In this atmosphere of uncertainty, what Masur reveals is, at least in Washington, D.C., a black community divided, sometimes bitterly about the issue of colonization and understandably so. Indeed, the five black clergy that met with Abraham Lincoln did so on behalf of an African-American leadership in the nation’s capital mostly distrustful of the President and colonization. They agreed, at the request of James Mitchell, the administration’s point man for colonization, to meet with Lincoln and hear him out, but according to Masur, “but not before they passed two resolutions expressing grave doubts about the entire enterprise. The first stated that it was ‘inexpedient, inauspicious, and impolitic’ to support emigration; the second expressed skepticism that delegates chosen at that meeting could represent ‘the interests of over four-and-a-half millions of our race.’”
In the end, the meeting between Lincoln and black leaders merely fed into existing divisions of African Americans in Washington, D.C. Kate Masur writes:
African Americans’ reaction was neither simple nor unified. Two days after the meeting, Edward Thomas, the chairman of the delegation, informed Lincoln that he had changed his mind and that he was interested in pursuing emigration to Chiriquí. As plans for a government-sponsored voyage got under way, one of Frederick Douglass’s sons sought to join the expedition. Hundreds of African-Americans from the Washington area volunteered to go, hoping to rebuild their lives far outside the ambit of slaveowners and the United States government. Many sold their belongings and moved out of their homes in preparation for the trip.

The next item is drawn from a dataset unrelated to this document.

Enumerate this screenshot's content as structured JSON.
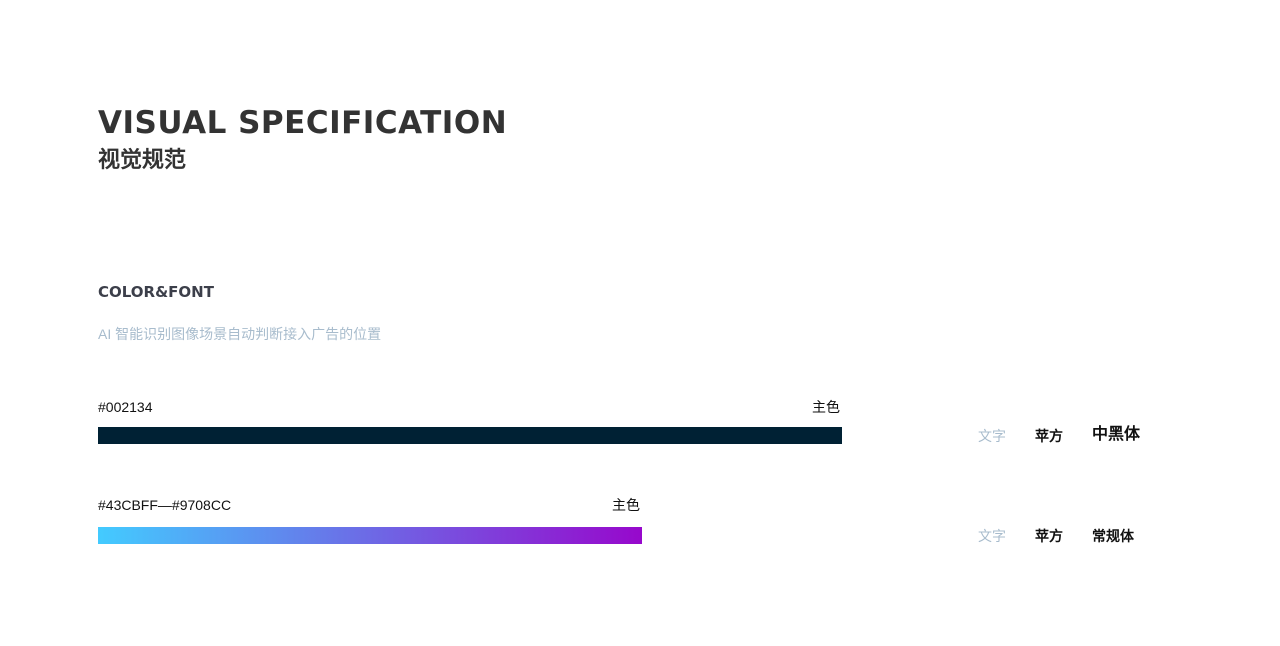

Both Kate Masur and Rick Beard finish by noting that in the sometimes acrimonious debate about colonization was essentially for nothing. The whole enterprise proved to be impractical for a variety of reasons, and African Americans with only a few exceptions were left by default to carve out a future for themselves in the United States. Masur adds, “But it is well to remember, also, how many white Americans rejected the idea of a multiracial nation and how many black Americans, recognizing the implications of that rejection, took steps to build their lives elsewhere.”